Apple switched to Intel processors in 2006, but maintained support for running PowerPC apps on Intel processors up until OS X Lion shipped, in 2011. Apple kept compatibility with a completely different processor architecture for half a decade. When I got my first Intel Mac, I just copied over all my PowerPC binaries, and they ran fine. It was unbelievable.

And this wasn't even the first time. Recall the 68k emulator that shipped in all classic PowerPC Macs.

Both Microsoft and Apple deserve enormous credit for their compatibility work. But Apple deserves special mention for shepherding the Mac through three completely different architectures (68k->PPC->x86) while maintaining excellent compatibility at each transition. Windows has also gone through significant transitions, but within the same x86 processor family.


Remember Windows NT which ran on PowerPC, MIPS and Alpha. They even ran x86 binaries on Alpha which were not only emulated but also translated for later runs [1].

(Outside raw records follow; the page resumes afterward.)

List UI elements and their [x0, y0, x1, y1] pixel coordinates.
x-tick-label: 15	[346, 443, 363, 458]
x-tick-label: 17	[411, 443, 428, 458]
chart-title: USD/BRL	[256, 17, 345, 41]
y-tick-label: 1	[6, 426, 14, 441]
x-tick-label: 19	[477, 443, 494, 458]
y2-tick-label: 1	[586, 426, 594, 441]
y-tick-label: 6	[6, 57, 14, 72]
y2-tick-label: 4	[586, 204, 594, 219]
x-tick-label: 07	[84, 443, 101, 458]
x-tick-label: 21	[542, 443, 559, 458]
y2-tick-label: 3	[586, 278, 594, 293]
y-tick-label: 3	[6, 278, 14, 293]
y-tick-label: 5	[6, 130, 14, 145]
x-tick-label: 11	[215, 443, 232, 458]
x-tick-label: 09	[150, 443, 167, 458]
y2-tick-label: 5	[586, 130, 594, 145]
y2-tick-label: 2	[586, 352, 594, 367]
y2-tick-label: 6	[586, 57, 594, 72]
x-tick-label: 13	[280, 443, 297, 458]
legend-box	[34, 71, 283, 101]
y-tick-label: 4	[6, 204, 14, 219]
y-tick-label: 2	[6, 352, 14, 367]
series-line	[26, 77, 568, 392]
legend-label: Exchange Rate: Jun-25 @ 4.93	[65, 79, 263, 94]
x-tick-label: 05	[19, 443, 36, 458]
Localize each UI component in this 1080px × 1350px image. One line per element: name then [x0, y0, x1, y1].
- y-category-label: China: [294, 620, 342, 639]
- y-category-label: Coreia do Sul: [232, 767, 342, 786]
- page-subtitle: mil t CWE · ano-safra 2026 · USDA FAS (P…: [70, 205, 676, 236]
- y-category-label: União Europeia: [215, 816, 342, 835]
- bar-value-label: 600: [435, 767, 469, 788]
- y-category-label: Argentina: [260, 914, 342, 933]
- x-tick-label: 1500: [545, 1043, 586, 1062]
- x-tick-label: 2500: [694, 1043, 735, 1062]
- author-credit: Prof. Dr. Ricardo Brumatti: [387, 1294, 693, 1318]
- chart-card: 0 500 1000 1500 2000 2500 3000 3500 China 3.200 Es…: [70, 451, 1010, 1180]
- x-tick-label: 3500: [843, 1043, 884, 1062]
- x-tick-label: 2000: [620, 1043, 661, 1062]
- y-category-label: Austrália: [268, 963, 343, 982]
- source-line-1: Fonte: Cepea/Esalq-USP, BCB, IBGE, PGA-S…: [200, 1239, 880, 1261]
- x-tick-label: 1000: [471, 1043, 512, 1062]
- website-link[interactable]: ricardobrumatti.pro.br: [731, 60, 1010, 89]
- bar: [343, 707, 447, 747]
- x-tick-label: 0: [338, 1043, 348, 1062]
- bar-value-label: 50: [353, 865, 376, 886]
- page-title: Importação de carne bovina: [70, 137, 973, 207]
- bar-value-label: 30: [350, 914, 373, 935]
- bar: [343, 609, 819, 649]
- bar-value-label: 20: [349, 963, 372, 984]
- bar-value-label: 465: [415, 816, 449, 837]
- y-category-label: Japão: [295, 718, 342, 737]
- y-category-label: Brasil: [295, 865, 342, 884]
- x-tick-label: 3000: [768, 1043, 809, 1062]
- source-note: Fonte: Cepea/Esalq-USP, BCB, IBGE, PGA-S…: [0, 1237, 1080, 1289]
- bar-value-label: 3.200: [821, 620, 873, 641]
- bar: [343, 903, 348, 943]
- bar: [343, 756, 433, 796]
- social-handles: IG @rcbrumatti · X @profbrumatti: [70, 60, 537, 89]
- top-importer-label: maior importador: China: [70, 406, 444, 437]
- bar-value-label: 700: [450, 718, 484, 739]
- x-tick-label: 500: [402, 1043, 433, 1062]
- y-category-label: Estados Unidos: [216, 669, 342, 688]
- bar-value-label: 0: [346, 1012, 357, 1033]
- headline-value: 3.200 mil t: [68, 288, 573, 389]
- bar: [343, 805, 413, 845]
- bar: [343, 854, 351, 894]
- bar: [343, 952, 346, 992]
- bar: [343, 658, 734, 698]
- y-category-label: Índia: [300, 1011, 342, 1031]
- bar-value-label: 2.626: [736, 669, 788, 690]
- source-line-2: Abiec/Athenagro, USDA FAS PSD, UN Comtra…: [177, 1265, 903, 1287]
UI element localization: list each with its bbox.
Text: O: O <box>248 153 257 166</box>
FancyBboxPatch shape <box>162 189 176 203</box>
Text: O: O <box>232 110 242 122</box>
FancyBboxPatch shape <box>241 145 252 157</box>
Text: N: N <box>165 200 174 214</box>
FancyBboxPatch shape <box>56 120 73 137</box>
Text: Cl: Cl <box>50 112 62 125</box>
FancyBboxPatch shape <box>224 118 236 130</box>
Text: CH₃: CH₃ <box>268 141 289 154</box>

Admittedly, all the other architectures Windows supported apart from x86 were added and later dropped again, so it were more sidesteps instead of transitions.

[1] http://en.wikipedia.org/wiki/FX!32


iOS apps are encouraged to use the latest APIs to keep things moving forward so the hardware is used to it's fullest.

When Apple did the architecture shift from PowerPC to Intel they provided the Rosetta bridge that allowed PowerPC code to be ran under Intel architectures. They introduced that in 2005 and removed in in 2011. Developers had a pretty long time to get over it.


> As far as I've understood it, iOS apps are under constant pressure to remain compatible with the latest APIs

Not really. Applications sometimes break from version to version, but usually due to use of undocumented behaviour etc; APIs are rarely deprecated.

> When Apple did the architecture shift from PowerPC it "was get over or get out".

PPC was supported for five years after the shift...


I've got an app on my iPhone 4S w/iOS 6 that hasn't been updated since late 2008 (pre-iOS 3.0). It hasn't even been in the app store for years. Still works fine. Hopefully it'll work on iOS 7, too, but I haven't tried it.